We've all carried heavy loads at some point. While it may sound overly simplistic, I've found that the only way to lessen the weight of my load is to put it down; stop carrying it. To address what I can and move on. That doesn't mean I no longer care or that the problems are resolved; just that I can't/won't carry them anymore. Sure, it's easier said than done, but it's something I practice regularly. And when I say practice, I mean make the attempt so I can get better at it. Of course I fail from time to time, but each time I try to look for the lesson lest my joy be tempered. Because it's easy to become stuck agonizing over things beyond our control. And while it may seem as if time has been suspended--especially when we become engrossed in, or consumed by, our problems--life, in fact, goes on. So we, too, must go on.

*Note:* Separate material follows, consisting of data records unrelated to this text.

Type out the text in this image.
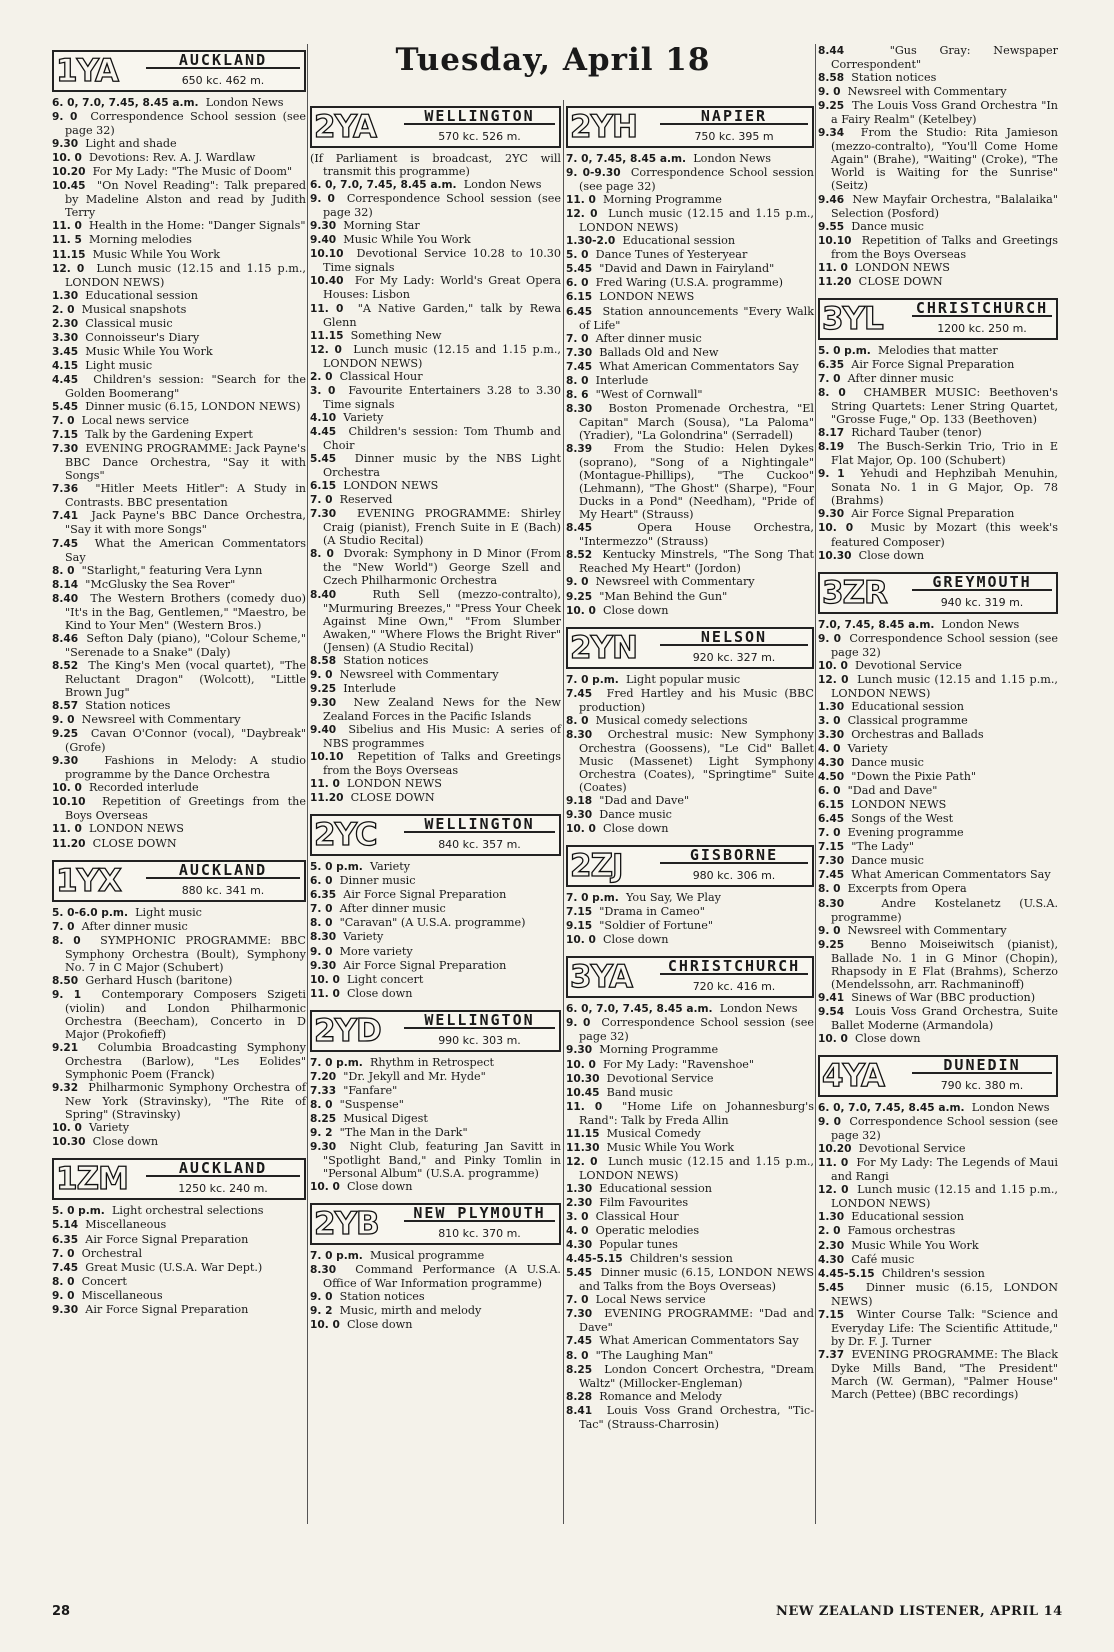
Tuesday, April 18
1YA	AUCKLAND
650 kc. 462 m.

6. 0, 7.0, 7.45, 8.45 a.m. London News

9. 0 Correspondence School session (see page 32)

9.30 Light and shade

10. 0 Devotions: Rev. A. J. Wardlaw

10.20 For My Lady: "The Music of Doom"

10.45 "On Novel Reading": Talk prepared by Madeline Alston and read by Judith Terry

11. 0 Health in the Home: "Danger Signals"

11. 5 Morning melodies

11.15 Music While You Work

12. 0 Lunch music (12.15 and 1.15 p.m., LONDON NEWS)

1.30 Educational session

2. 0 Musical snapshots

2.30 Classical music

3.30 Connoisseur's Diary

3.45 Music While You Work

4.15 Light music

4.45 Children's session: "Search for the Golden Boomerang"

5.45 Dinner music (6.15, LONDON NEWS)

7. 0 Local news service

7.15 Talk by the Gardening Expert

7.30 EVENING PROGRAMME: Jack Payne's BBC Dance Orchestra, "Say it with Songs"

7.36 "Hitler Meets Hitler": A Study in Contrasts. BBC presentation

7.41 Jack Payne's BBC Dance Orchestra, "Say it with more Songs"

7.45 What the American Commentators Say

8. 0 "Starlight," featuring Vera Lynn

8.14 "McGlusky the Sea Rover"

8.40 The Western Brothers (comedy duo) "It's in the Bag, Gentlemen," "Maestro, be Kind to Your Men" (Western Bros.)

8.46 Sefton Daly (piano), "Colour Scheme," "Serenade to a Snake" (Daly)

8.52 The King's Men (vocal quartet), "The Reluctant Dragon" (Wolcott), "Little Brown Jug"

8.57 Station notices

9. 0 Newsreel with Commentary

9.25 Cavan O'Connor (vocal), "Daybreak" (Grofe)

9.30 Fashions in Melody: A studio programme by the Dance Orchestra

10. 0 Recorded interlude

10.10 Repetition of Greetings from the Boys Overseas

11. 0 LONDON NEWS

11.20 CLOSE DOWN

1YX	AUCKLAND
880 kc. 341 m.

5. 0-6.0 p.m. Light music

7. 0 After dinner music

8. 0 SYMPHONIC PROGRAMME: BBC Symphony Orchestra (Boult), Symphony No. 7 in C Major (Schubert)

8.50 Gerhard Husch (baritone)

9. 1 Contemporary Composers Szigeti (violin) and London Philharmonic Orchestra (Beecham), Concerto in D Major (Prokofieff)

9.21 Columbia Broadcasting Symphony Orchestra (Barlow), "Les Eolides" Symphonic Poem (Franck)

9.32 Philharmonic Symphony Orchestra of New York (Stravinsky), "The Rite of Spring" (Stravinsky)

10. 0 Variety

10.30 Close down

1ZM	AUCKLAND
1250 kc. 240 m.

5. 0 p.m. Light orchestral selections

5.14 Miscellaneous

6.35 Air Force Signal Preparation

7. 0 Orchestral

7.45 Great Music (U.S.A. War Dept.)

8. 0 Concert

9. 0 Miscellaneous

9.30 Air Force Signal Preparation

2YA	WELLINGTON
570 kc. 526 m.

(If Parliament is broadcast, 2YC will transmit this programme)

6. 0, 7.0, 7.45, 8.45 a.m. London News

9. 0 Correspondence School session (see page 32)

9.30 Morning Star

9.40 Music While You Work

10.10 Devotional Service 10.28 to 10.30 Time signals

10.40 For My Lady: World's Great Opera Houses: Lisbon

11. 0 "A Native Garden," talk by Rewa Glenn

11.15 Something New

12. 0 Lunch music (12.15 and 1.15 p.m., LONDON NEWS)

2. 0 Classical Hour

3. 0 Favourite Entertainers 3.28 to 3.30 Time signals

4.10 Variety

4.45 Children's session: Tom Thumb and Choir

5.45 Dinner music by the NBS Light Orchestra

6.15 LONDON NEWS

7. 0 Reserved

7.30 EVENING PROGRAMME: Shirley Craig (pianist), French Suite in E (Bach) (A Studio Recital)

8. 0 Dvorak: Symphony in D Minor (From the "New World") George Szell and Czech Philharmonic Orchestra

8.40	Ruth Sell (mezzo-contralto), "Murmuring Breezes," "Press Your Cheek Against Mine Own," "From Slumber Awaken," "Where Flows the Bright River" (Jensen) (A Studio Recital)

8.58 Station notices

9. 0 Newsreel with Commentary

9.25 Interlude

9.30 New Zealand News for the New Zealand Forces in the Pacific Islands

9.40 Sibelius and His Music: A series of NBS programmes

10.10 Repetition of Talks and Greetings from the Boys Overseas

11. 0 LONDON NEWS

11.20 CLOSE DOWN

2YC	WELLINGTON
840 kc. 357 m.

5. 0 p.m. Variety

6. 0 Dinner music

6.35 Air Force Signal Preparation

7. 0 After dinner music

8. 0 "Caravan" (A U.S.A. programme)

8.30 Variety

9. 0 More variety

9.30 Air Force Signal Preparation

10. 0 Light concert

11. 0 Close down

2YD	WELLINGTON
990 kc. 303 m.

7. 0 p.m. Rhythm in Retrospect

7.20 "Dr. Jekyll and Mr. Hyde"

7.33 "Fanfare"

8. 0 "Suspense"

8.25 Musical Digest

9. 2 "The Man in the Dark"

9.30 Night Club, featuring Jan Savitt in "Spotlight Band," and Pinky Tomlin in "Personal Album" (U.S.A. programme)

10. 0 Close down

2YB	NEW PLYMOUTH
810 kc. 370 m.

7. 0 p.m. Musical programme

8.30 Command Performance (A U.S.A. Office of War Information programme)

9. 0 Station notices

9. 2 Music, mirth and melody

10. 0 Close down

2YH	NAPIER
750 kc. 395 m

7. 0, 7.45, 8.45 a.m. London News

9. 0-9.30 Correspondence School session (see page 32)

11. 0 Morning Programme

12. 0 Lunch music (12.15 and 1.15 p.m., LONDON NEWS)

1.30-2.0 Educational session

5. 0 Dance Tunes of Yesteryear

5.45 "David and Dawn in Fairyland"

6. 0 Fred Waring (U.S.A. programme)

6.15 LONDON NEWS

6.45 Station announcements "Every Walk of Life"

7. 0 After dinner music

7.30 Ballads Old and New

7.45 What American Commentators Say

8. 0 Interlude

8. 6 "West of Cornwall"

8.30 Boston Promenade Orchestra, "El Capitan" March (Sousa), "La Paloma" (Yradier), "La Golondrina" (Serradell)

8.39 From the Studio: Helen Dykes (soprano), "Song of a Nightingale" (Montague-Phillips), "The Cuckoo" (Lehmann), "The Ghost" (Sharpe), "Four Ducks in a Pond" (Needham), "Pride of My Heart" (Strauss)

8.45	Opera House Orchestra, "Intermezzo" (Strauss)

8.52 Kentucky Minstrels, "The Song That Reached My Heart" (Jordon)

9. 0 Newsreel with Commentary

9.25 "Man Behind the Gun"

10. 0 Close down

2YN	NELSON
920 kc. 327 m.

7. 0 p.m. Light popular music

7.45 Fred Hartley and his Music (BBC production)

8. 0 Musical comedy selections

8.30 Orchestral music: New Symphony Orchestra (Goossens), "Le Cid" Ballet Music (Massenet) Light Symphony Orchestra (Coates), "Springtime" Suite (Coates)

9.18 "Dad and Dave"

9.30 Dance music

10. 0 Close down

2ZJ	GISBORNE
980 kc. 306 m.

7. 0 p.m. You Say, We Play

7.15 "Drama in Cameo"

9.15 "Soldier of Fortune"

10. 0 Close down

3YA	CHRISTCHURCH
720 kc. 416 m.

6. 0, 7.0, 7.45, 8.45 a.m. London News

9. 0 Correspondence School session (see page 32)

9.30 Morning Programme

10. 0 For My Lady: "Ravenshoe"

10.30 Devotional Service

10.45 Band music

11. 0 "Home Life on Johannesburg's Rand": Talk by Freda Allin

11.15 Musical Comedy

11.30 Music While You Work

12. 0 Lunch music (12.15 and 1.15 p.m., LONDON NEWS)

1.30 Educational session

2.30 Film Favourites

3. 0 Classical Hour

4. 0 Operatic melodies

4.30 Popular tunes

4.45-5.15 Children's session

5.45 Dinner music (6.15, LONDON NEWS and Talks from the Boys Overseas)

7. 0 Local News service

7.30 EVENING PROGRAMME: "Dad and Dave"

7.45 What American Commentators Say

8. 0 "The Laughing Man"

8.25 London Concert Orchestra, "Dream Waltz" (Millocker-Engleman)

8.28 Romance and Melody

8.41 Louis Voss Grand Orchestra, "Tic-Tac" (Strauss-Charrosin)

8.44	"Gus Gray: Newspaper Correspondent"

8.58 Station notices

9. 0 Newsreel with Commentary

9.25 The Louis Voss Grand Orchestra "In a Fairy Realm" (Ketelbey)

9.34 From the Studio: Rita Jamieson (mezzo-contralto), "You'll Come Home Again" (Brahe), "Waiting" (Croke), "The World is Waiting for the Sunrise" (Seitz)

9.46 New Mayfair Orchestra, "Balalaika" Selection (Posford)

9.55 Dance music

10.10 Repetition of Talks and Greetings from the Boys Overseas

11. 0 LONDON NEWS

11.20 CLOSE DOWN

3YL	CHRISTCHURCH
1200 kc. 250 m.

5. 0 p.m. Melodies that matter

6.35 Air Force Signal Preparation

7. 0 After dinner music

8. 0 CHAMBER MUSIC: Beethoven's String Quartets: Lener String Quartet, "Grosse Fuge," Op. 133 (Beethoven)

8.17 Richard Tauber (tenor)

8.19 The Busch-Serkin Trio, Trio in E Flat Major, Op. 100 (Schubert)

9. 1 Yehudi and Hephzibah Menuhin, Sonata No. 1 in G Major, Op. 78 (Brahms)

9.30 Air Force Signal Preparation

10. 0 Music by Mozart (this week's featured Composer)

10.30 Close down

3ZR	GREYMOUTH
940 kc. 319 m.

7.0, 7.45, 8.45 a.m. London News

9. 0 Correspondence School session (see page 32)

10. 0 Devotional Service

12. 0 Lunch music (12.15 and 1.15 p.m., LONDON NEWS)

1.30 Educational session

3. 0 Classical programme

3.30 Orchestras and Ballads

4. 0 Variety

4.30 Dance music

4.50 "Down the Pixie Path"

6. 0 "Dad and Dave"

6.15 LONDON NEWS

6.45 Songs of the West

7. 0 Evening programme

7.15 "The Lady"

7.30 Dance music

7.45 What American Commentators Say

8. 0 Excerpts from Opera

8.30	Andre Kostelanetz (U.S.A. programme)

9. 0 Newsreel with Commentary

9.25 Benno Moiseiwitsch (pianist), Ballade No. 1 in G Minor (Chopin), Rhapsody in E Flat (Brahms), Scherzo (Mendelssohn, arr. Rachmaninoff)

9.41 Sinews of War (BBC production)

9.54 Louis Voss Grand Orchestra, Suite Ballet Moderne (Armandola)

10. 0 Close down

4YA	DUNEDIN
790 kc. 380 m.

6. 0, 7.0, 7.45, 8.45 a.m. London News

9. 0 Correspondence School session (see page 32)

10.20 Devotional Service

11. 0 For My Lady: The Legends of Maui and Rangi

12. 0 Lunch music (12.15 and 1.15 p.m., LONDON NEWS)

1.30 Educational session

2. 0 Famous orchestras

2.30 Music While You Work

4.30 Café music

4.45-5.15 Children's session

5.45 Dinner music (6.15, LONDON NEWS)

7.15 Winter Course Talk: "Science and Everyday Life: The Scientific Attitude," by Dr. F. J. Turner

7.37 EVENING PROGRAMME: The Black Dyke Mills Band, "The President" March (W. German), "Palmer House" March (Pettee) (BBC recordings)

28	NEW ZEALAND LISTENER, APRIL 14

Here's how I get there. I ask myself three questions in the face of an issue/problem:

1) How important is it?

2) Realistically, can I do anything about it?

3) Can I handle it on my own?

If it's important and within my power to do something about it, then I attempt to find a solution. If I'm unable to find a solution on my own,
I seek assistance from my support system or otherwise. If I'm unable to find a resolution after seeking assistance, I must accept that the problem is too heavy for me to carry.

Sometimes, I can clear my mind with a long walk. Meditation works for some. As a Christian, I believe there are some problems only God can work out. Their weight is too heavy for me to bear, whether alone or with someone. So I pray and release them because even though they may be too heavy for me, there's peace in knowing I don't have to wonder if God can carry the load.

 
 
Have you ever walked away, or distanced yourself, from a situation you thought was detrimental to your joy only to find that wasn't the entire solution? When I'm in this position, it's usually because there are emotions associated with the situation that I haven't dealt with. So I do my level best to muster the strength and courage to walk out of the situation but step in to any corresponding pain, sadness, anger, etc., and deal with it head-on for however long it takes. Now I know there are plenty of folks who do whatever is possible to avoid dealing with their emotions. If that works for them, fine. But in my life, I've found that trying to avoid my emotions results in carrying baggage. And that baggage gets heavy and begins to weigh me down. Without attention and resolution, the weight of that baggage may then begin to weigh on other aspects of my life. There's certainly no joy in that.

I once had a professor who said to students unprepared for class, "[y]ou can pay me now, or you can pay me later." He made it clear that, as with most other debt, paying later meant paying with interest. For me, this concept likewise applies to emotional debt. Sometimes it's not possible to handle debt (of any kind) on our own. It may require assistance--for example, debt counseling, debt forgiveness, etc. Whatever it takes, I want to pay those debts as soon as possible. The only time I want to carry baggage is on a trip. My goal is: no trip, no baggage.